Of all our layers of government the EC is the one that I feel is most remote and unaccountable. Do you know if your MEP is doing a good job? I don't. I don't even know who mine is. Yet next month we get the chance, along with the rest of the EC, to elect a further 715 MEPs to the European Parliament to make decisions that will undoubtedly have an impact on our lives, although I am sure very few of us know what. Wait a minute - that's a lie. I am aware they are responsible for a lot of the bumph that we have to send to you as clients and I am sure you all read avidly.
Given the difficulties the Eurozone has had since the banking crisis started in 2007 it is rather strange that our elected officials for the region have not been more prominent. Certainly it has been the European Central Bank that has been at the forefront of dealing with the fallout of the banking crisis and the pronouncements by its President Mario Draghi, who I would suggest is better known than Senhor Barroso, that has brought most stability to the area.
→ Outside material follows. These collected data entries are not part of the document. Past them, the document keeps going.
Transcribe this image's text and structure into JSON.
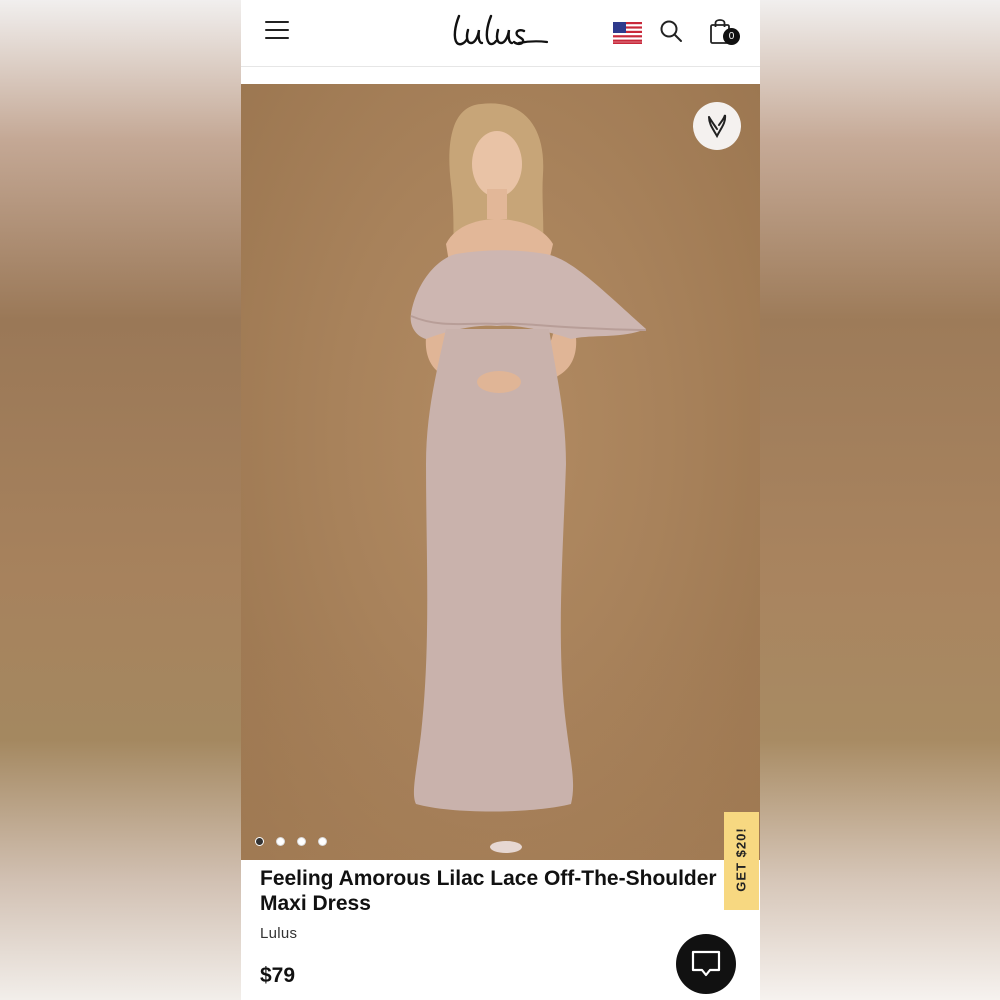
{
  "header": {
    "logo_text": "Lulus",
    "cart_count": "0",
    "icons": [
      "menu-icon",
      "us-flag-icon",
      "search-icon",
      "shopping-bag-icon"
    ]
  },
  "gallery": {
    "image_description": "Model wearing lilac lace off-the-shoulder maxi dress",
    "slide_count": 4,
    "active_slide": 1,
    "wishlist_icon": "heart-icon"
  },
  "promo": {
    "label": "GET $20!"
  },
  "product": {
    "title": "Feeling Amorous Lilac Lace Off-The-Shoulder Maxi Dress",
    "brand": "Lulus",
    "price": "$79"
  },
  "chat": {
    "icon": "chat-icon"
  },
  "colors": {
    "promo_bg": "#f7d881",
    "photo_bg": "#a8825b",
    "dress": "#c9b2ac"
  }
}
To be fair, it is not unusual for politicians to try and keep a low profile when things are going wrong, but I have a feeling that the next EC President, who will be chosen after the elections, may be far keener to pop their head above the parapet as there are definite signs that things are starting to improve on the continent. So why has this happened? Is it due to the diligence of our elected representatives in Brussels? Probably not. Instead the main reason for improvement is more to do with market forces and economic cycles than decisions made by politicians. For example, Spain still has a very serious unemployment problem, but unlike some other countries their unemployed are in general very well educated. This proliferation of intelligent and cheap labour means that more and more companies are starting to look to Spain as an alternative to investing in Northern Europe where the labour costs are higher.
Greece is expected to finally see an increase in its economy this year having seen it shrink by nearly 25% since 2008. It is also anticipated that the Portuguese economy will increase and unemployment reduce for the first time since the banking crisis.
So what of Italy, the "I" in the PIGS acronym used to describe the worst affected countries in the EC? It has justifiably been suggested that Italy is replacing Greece as the sick man of Europe. Certainly it does not seem as if financial reality has sunk into the Italian way of life. By way of example, Southern Italy has a climate every bit as temperate as Spain, but only 13% of all visitors to Italy venture south of Naples. So what is the Italian Tourist Board doing to attract visitors and their bulging wallets? Well, not a lot as it was revealed that 98% of the Board's budget is spent on staff salaries! No wonder 15 times as many Germans take their towels to the Balearic Islands compared to Southern Italy.
However, leaving Italy aside, it does appear that the worst is over for the rest of Europe and although it is likely to be a bumpy ride, as an investment opportunity it is one that may be worth voting for.
Finally, as you may know, Neil, who was the manager of the extremely successful Invesco Perpetual Income and High Income Funds until last month, is launching his own investment company. He is coming to see us in a couple of weeks and no doubt next months' missive will give you our views on his future plans.